I happen to know more than a little about both money laundering and the employment of of Citizenship by Investment (CBI) passports to facilitate it. I was a career money launderer in the "Tax Havens" (read: the money laundering republics) of the East Caribbean states, five of which sell CBI passports, for a decade, and I worked closely with the man many call the father of St. Kitts' groundbreaking passport program, the late William Herbert, Jr., former Foreign Minister of St. Kitts & Nevis, until his untimely demise, reportedly over the alleged loss of funds belonging to the IRA.
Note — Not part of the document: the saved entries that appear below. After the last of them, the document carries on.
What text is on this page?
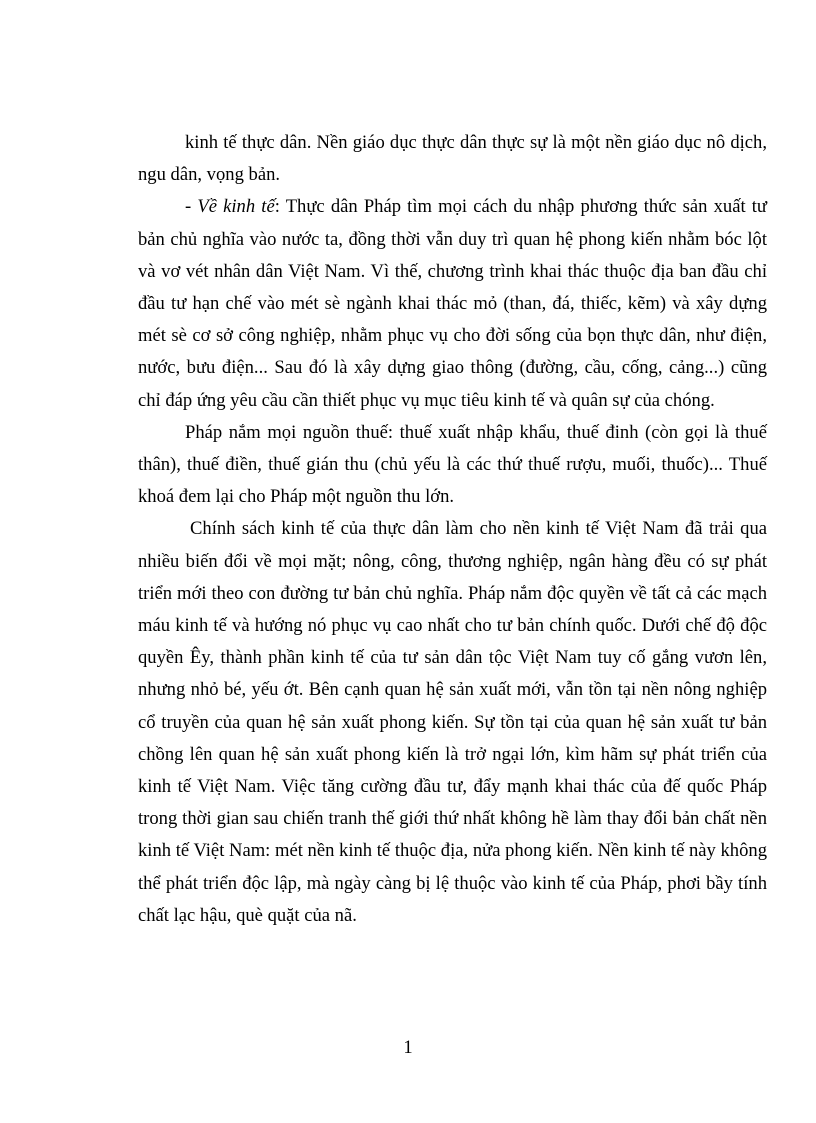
kinh tế thực dân. Nền giáo dục thực dân thực sự là một nền giáo dục nô dịch, ngu dân, vọng bản.

- Về kinh tế: Thực dân Pháp tìm mọi cách du nhập phương thức sản xuất tư bản chủ nghĩa vào nước ta, đồng thời vẫn duy trì quan hệ phong kiến nhằm bóc lột và vơ vét nhân dân Việt Nam. Vì thế, chương trình khai thác thuộc địa ban đầu chỉ đầu tư hạn chế vào mét sè ngành khai thác mỏ (than, đá, thiếc, kẽm) và xây dựng mét sè cơ sở công nghiệp, nhằm phục vụ cho đời sống của bọn thực dân, như điện, nước, bưu điện... Sau đó là xây dựng giao thông (đường, cầu, cống, cảng...) cũng chỉ đáp ứng yêu cầu cần thiết phục vụ mục tiêu kinh tế và quân sự của chóng.

Pháp nắm mọi nguồn thuế: thuế xuất nhập khẩu, thuế đinh (còn gọi là thuế thân), thuế điền, thuế gián thu (chủ yếu là các thứ thuế rượu, muối, thuốc)... Thuế khoá đem lại cho Pháp một nguồn thu lớn.

Chính sách kinh tế của thực dân làm cho nền kinh tế Việt Nam đã trải qua nhiều biến đổi về mọi mặt; nông, công, thương nghiệp, ngân hàng đều có sự phát triển mới theo con đường tư bản chủ nghĩa. Pháp nắm độc quyền về tất cả các mạch máu kinh tế và hướng nó phục vụ cao nhất cho tư bản chính quốc. Dưới chế độ độc quyền Êy, thành phần kinh tế của tư sản dân tộc Việt Nam tuy cố gắng vươn lên, nhưng nhỏ bé, yếu ớt. Bên cạnh quan hệ sản xuất mới, vẫn tồn tại nền nông nghiệp cổ truyền của quan hệ sản xuất phong kiến. Sự tồn tại của quan hệ sản xuất tư bản chồng lên quan hệ sản xuất phong kiến là trở ngại lớn, kìm hãm sự phát triển của kinh tế Việt Nam. Việc tăng cường đầu tư, đẩy mạnh khai thác của đế quốc Pháp trong thời gian sau chiến tranh thế giới thứ nhất không hề làm thay đổi bản chất nền kinh tế Việt Nam: mét nền kinh tế thuộc địa, nửa phong kiến. Nền kinh tế này không thể phát triển độc lập, mà ngày càng bị lệ thuộc vào kinh tế của Pháp, phơi bầy tính chất lạc hậu, què quặt của nã.

1
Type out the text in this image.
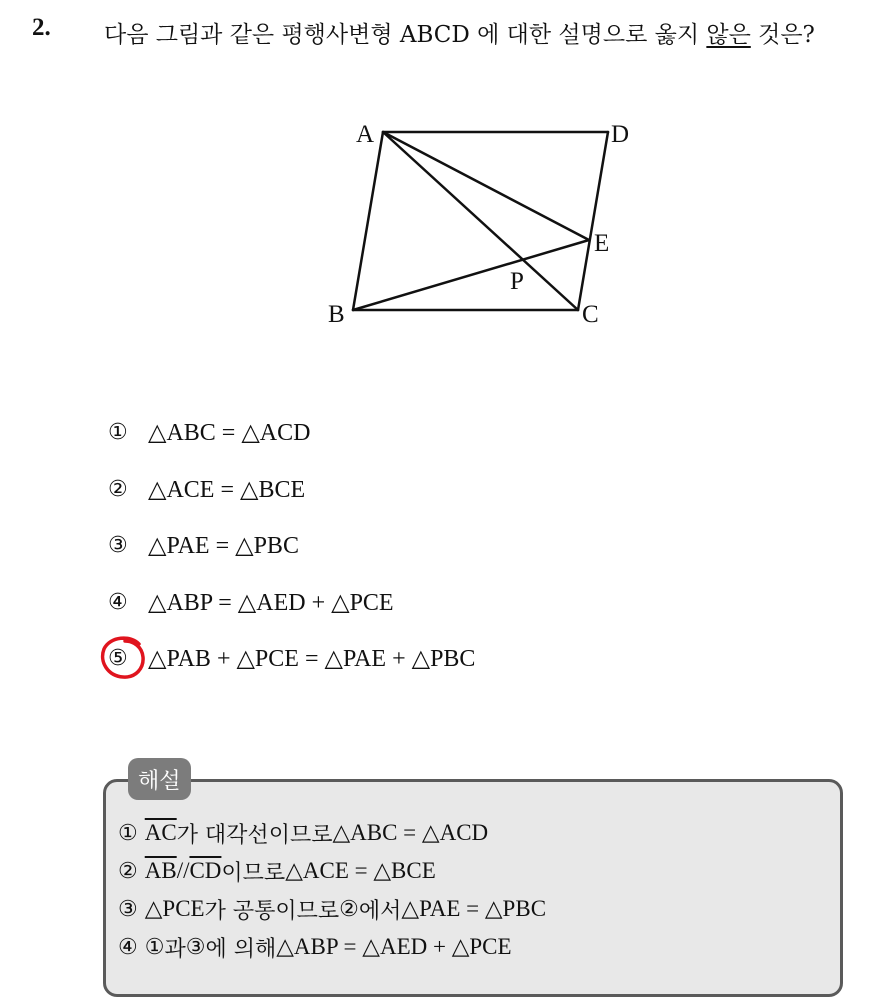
2. 다음 그림과 같은 평행사변형 ABCD 에 대한 설명으로 옳지 않은 것은?
A	D
E
P
B	C
① △ABC = △ACD
② △ACE = △BCE
③ △PAE = △PBC
④ △ABP = △AED + △PCE
⑤ △PAB + △PCE = △PAE + △PBC
해설
①
$\overline{AC}$ 가 대각선이므로 △ABC = △ACD
②
$\overline{AB} // \overline{CD}$ 이므로 △ACE = △BCE
③
△PCE 가 공통이므로 ② 에서 △PAE = △PBC
④
① 과 ③ 에 의해 △ABP = △AED + △PCE
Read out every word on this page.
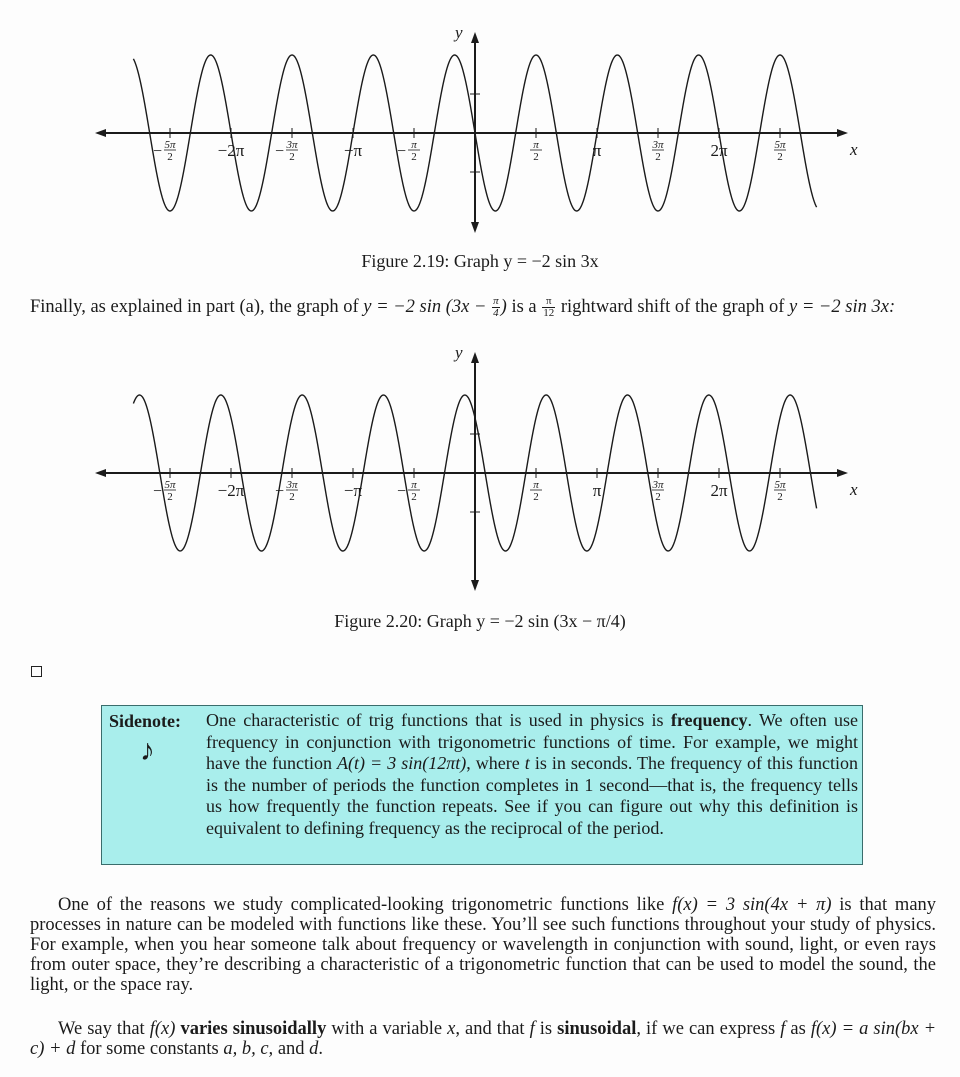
x
y
5π
2
−	−2π	3π
2
−	−π	π
2
−	π
2	π	3π
2	2π	5π
2
Figure 2.19: Graph y = −2 sin 3x
Finally, as explained in part (a), the graph of y = −2 $\sin (3x - \frac{\pi}{4}$ ) is a $\frac{\pi}{12}$ rightward shift of the graph of y = −2 sin 3x:
x
y
5π
2
−	−2π	3π
2
−	−π	π
2
−	π
2	π	3π
2	2π	5π
2
Figure 2.20: Graph y = −2 sin (3x − π/4)
Sidenote:
♪
One characteristic of trig functions that is used in physics is frequency. We often use frequency in conjunction with trigonometric functions of time. For example, we might have the function A(t) = 3 sin(12πt), where t is in seconds. The frequency of this function is the number of periods the function completes in 1 second—that is, the frequency tells us how frequently the function repeats. See if you can figure out why this definition is equivalent to defining frequency as the reciprocal of the period.
One of the reasons we study complicated-looking trigonometric functions like f(x) = 3 sin(4x + π) is that many processes in nature can be modeled with functions like these. You’ll see such functions throughout your study of physics. For example, when you hear someone talk about frequency or wavelength in conjunction with sound, light, or even rays from outer space, they’re describing a characteristic of a trigonometric function that can be used to model the sound, the light, or the space ray.
We say that f(x) varies sinusoidally with a variable x, and that f is sinusoidal, if we can express f as f(x) = a sin(bx + c) + d for some constants a, b, c, and d.
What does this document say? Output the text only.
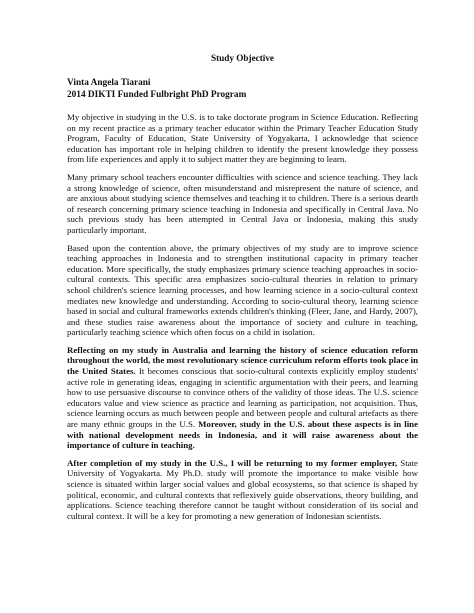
Study Objective
Vinta Angela Tiarani
2014 DIKTI Funded Fulbright PhD Program

My objective in studying in the U.S. is to take doctorate program in Science Education. Reflecting on my recent practice as a primary teacher educator within the Primary Teacher Education Study Program, Faculty of Education, State University of Yogyakarta, I acknowledge that science education has important role in helping children to identify the present knowledge they possess from life experiences and apply it to subject matter they are beginning to learn.

Many primary school teachers encounter difficulties with science and science teaching. They lack a strong knowledge of science, often misunderstand and misrepresent the nature of science, and are anxious about studying science themselves and teaching it to children. There is a serious dearth of research concerning primary science teaching in Indonesia and specifically in Central Java. No such previous study has been attempted in Central Java or Indonesia, making this study particularly important.

Based upon the contention above, the primary objectives of my study are to improve science teaching approaches in Indonesia and to strengthen institutional capacity in primary teacher education. More specifically, the study emphasizes primary science teaching approaches in socio-cultural contexts. This specific area emphasizes socio-cultural theories in relation to primary school children's science learning processes, and how learning science in a socio-cultural context mediates new knowledge and understanding. According to socio-cultural theory, learning science based in social and cultural frameworks extends children's thinking (Fleer, Jane, and Hardy, 2007), and these studies raise awareness about the importance of society and culture in teaching, particularly teaching science which often focus on a child in isolation.

Reflecting on my study in Australia and learning the history of science education reform throughout the world, the most revolutionary science curriculum reform efforts took place in the United States. It becomes conscious that socio-cultural contexts explicitly employ students' active role in generating ideas, engaging in scientific argumentation with their peers, and learning how to use persuasive discourse to convince others of the validity of those ideas. The U.S. science educators value and view science as practice and learning as participation, not acquisition. Thus, science learning occurs as much between people and between people and cultural artefacts as there are many ethnic groups in the U.S. Moreover, study in the U.S. about these aspects is in line with national development needs in Indonesia, and it will raise awareness about the importance of culture in teaching.

After completion of my study in the U.S., I will be returning to my former employer, State University of Yogyakarta. My Ph.D. study will promote the importance to make visible how science is situated within larger social values and global ecosystems, so that science is shaped by political, economic, and cultural contexts that reflexively guide observations, theory building, and applications. Science teaching therefore cannot be taught without consideration of its social and cultural context. It will be a key for promoting a new generation of Indonesian scientists.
The news that the Members of the European Union, having had more than enough with the use and abuse of CBI passports, to engage in money laundering, terrorist financing, and financial crime, is contemplating terminating all visa-free access by the holders of those prized identity documents, is music to me ears. The reason this pleases me is that, since the United States has deliberately, as a matter of national policy, ignored the severe money laundering threats posed by CBI passports for decades, someone has finally stepped up to deal with this tool of crime.
For decades, yours truly has loudly blown the whistle in the US, to both its law enforcement agencies, as well as its secretive intelligence community, about the clear & present danger of CBI passposts, but due to what is certainly a State Department policy of not appearing to be an overbearing superpower, America has kept its hands off what are basically Caribbean jurisdictions whose corrupt and greedy leadership has thrived on dirty money spent on CBI passports, both in the purchase thereof, and their subsequent use to facilitate global money laundering. The US has even gone so far as to decline to pursue the systemic CBI-enabled money laundering operation, by American citizens, in the Republic of Malta, Europe's sole holdout in the dirty business of CBI sales to criminals.
We welcome Europe's belated, but necessary,, efforts to shut down this important loophole, through which money launderers drive a truck full of the proceeds of crime in, and through, that region's financial institutions, and hope that the EU's actions will result in delivering a fatal blow to East Caribbean state (and Maltese) CBI-facilitated financial crime for once and for all. Frankly, I am tired of watching the laundrymen use those passports to clean the proceeds of crime in the European financial structure.